Ministro diz que Lula ficará fora da disputa entre Marta e Mercadante

O presidente Luiz Inácio Lula da Silva não pretende se envolver na disputa interna do PT paulista, entre o senador Aloizio Mercadante e a ex-prefeita Marta Suplicy, pela vaga na sucessão para o governo de São Paulo. "O presidente não vai se envolver", declarou o ministro das Relações Institucionais, Jaques Wagner, ao comentar que "evidentemente o presidente Lula gostaria que o seu partido, no maior colégio eleitoral do País, pudesse ter chegado a um consenso mas, se isso não ocorreu, seguramente o presidente não irá interferir".O ministro Jaques Wagner acha "difícil" o presidente chamar Marta Suplicy e Aloizio para conversar sobre sucessão no Estado. "Acho que o processo já está em curso e tentar interferir agora não é bom, a não se que os dois candidatos pedissem uma mediação do presidente", disse. O ministro disse ter a impressão que o presidente será espectador deste processo, deixando que as bases do partido decidam.A sucessão nos Estados entrou na agenda do presidente nos últimos dois dias. No jantar de comemoração dos 26 anos do PT, ontem, Lula conversou com vários candidatos a candidatos, inclusive a ex-prefeita Marta Suplicy. Hoje, foi a vez de Lula receber em audiência, no Planalto, ex-deputado Vladimir Palmeira, candidato petista ao governo do Rio de Janeiro, preterido nas eleições passadas pelo ex-ministro da Casa Civil José Dirceu. Nas conversas, Lula, que tem evitado se meter em polêmicas regionais, tem dito que está convencido de que, em alguns Estados, poderão ter dois palanques.

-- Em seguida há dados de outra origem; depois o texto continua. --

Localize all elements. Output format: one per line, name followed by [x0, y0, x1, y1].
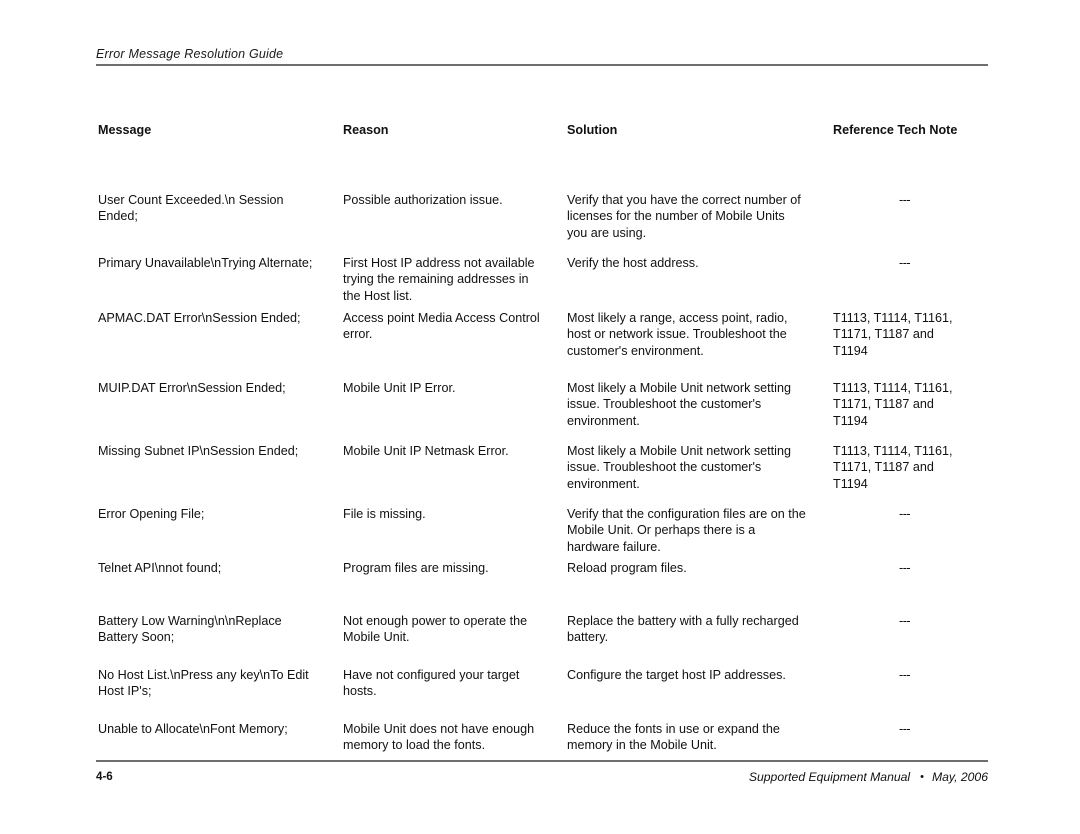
header-rule: [96, 64, 988, 66]
table-row: MUIP.DAT Error\nSession Ended; Mobile Uni…: [98, 380, 990, 444]
footer-rule: [96, 760, 988, 762]
cell-reference: ---: [899, 668, 911, 682]
cell-reference: ---: [899, 193, 911, 207]
cell-reference: T1113, T1114, T1161, T1171, T1187 and T1…: [833, 381, 953, 428]
cell-reason: Access point Media Access Control error.: [343, 311, 540, 342]
cell-message: User Count Exceeded.\n Session Ended;: [98, 193, 284, 224]
cell-reference: ---: [899, 614, 911, 628]
cell-message: Telnet API\nnot found;: [98, 561, 222, 575]
table-row: Battery Low Warning\n\nReplace Battery S…: [98, 613, 990, 667]
cell-reason: Mobile Unit IP Netmask Error.: [343, 444, 509, 458]
column-header-reason: Reason: [343, 123, 389, 137]
table-row: No Host List.\nPress any key\nTo Edit Ho…: [98, 667, 990, 721]
cell-solution: Verify that you have the correct number …: [567, 193, 801, 240]
table-row: Error Opening File; File is missing. Verif…: [98, 506, 990, 560]
cell-reference: T1113, T1114, T1161, T1171, T1187 and T1…: [833, 444, 953, 491]
cell-message: Unable to Allocate\nFont Memory;: [98, 722, 288, 736]
footer-manual-title: Supported Equipment Manual: [748, 770, 911, 784]
column-header-message: Message: [98, 123, 152, 137]
table-body: User Count Exceeded.\n Session Ended; Pos…: [98, 144, 990, 784]
cell-reason: Not enough power to operate the Mobile U…: [343, 614, 528, 645]
cell-reason: Mobile Unit IP Error.: [343, 381, 456, 395]
cell-message: No Host List.\nPress any key\nTo Edit Ho…: [98, 668, 309, 699]
cell-reason: First Host IP address not available tryi…: [343, 256, 535, 303]
cell-message: APMAC.DAT Error\nSession Ended;: [98, 311, 301, 325]
cell-solution: Configure the target host IP addresses.: [567, 668, 786, 682]
table-row: Telnet API\nnot found; Program files are …: [98, 560, 990, 608]
cell-solution: Most likely a range, access point, radio…: [567, 311, 788, 358]
cell-message: MUIP.DAT Error\nSession Ended;: [98, 381, 286, 395]
cell-solution: Most likely a Mobile Unit network settin…: [567, 381, 791, 428]
cell-reason: Program files are missing.: [343, 561, 489, 575]
footer-line: 4-6 Supported Equipment Manual • May, 2006: [96, 770, 988, 788]
footer-page-number: 4-6: [96, 770, 113, 783]
footer-manual-info: Supported Equipment Manual • May, 2006: [749, 770, 988, 784]
cell-reason: File is missing.: [343, 507, 426, 521]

Jaques Wagner assegurou que isso não será elemento de constrangimento.Segundo Wagner, na conversa com Vladimir Palmeira, o presidente Lula ouviu mais do que falou. "É uma candidatura do PT que o presidente respeita e ele trouxe como está a radiografia da situação do Rio", declarou o ministro, ao explicar que "o presidente não é de impor regionalmente, regras únicas, porque ele quer dar maior liberdade aos Estados, até para ter mais liberdade nesta relação".Questionado se esta subida nas pesquisas facilitava também o entendimento com o PMDB, a nível nacional e estadual, Jaques Wagner disse que continua achando que o partido é um grande parceiro e que se for possível, o ideal seria que houvesse este encontro, ainda no primeiro turno, sempre respeitando o partido. "Quando o presidente Lula diz que não quer bigamia política, é nesse sentido, não pode ter afronta a nenhum partido", afirmou Wagner, justificando que existe sim esta vontade de fazer parceria com o PMDB.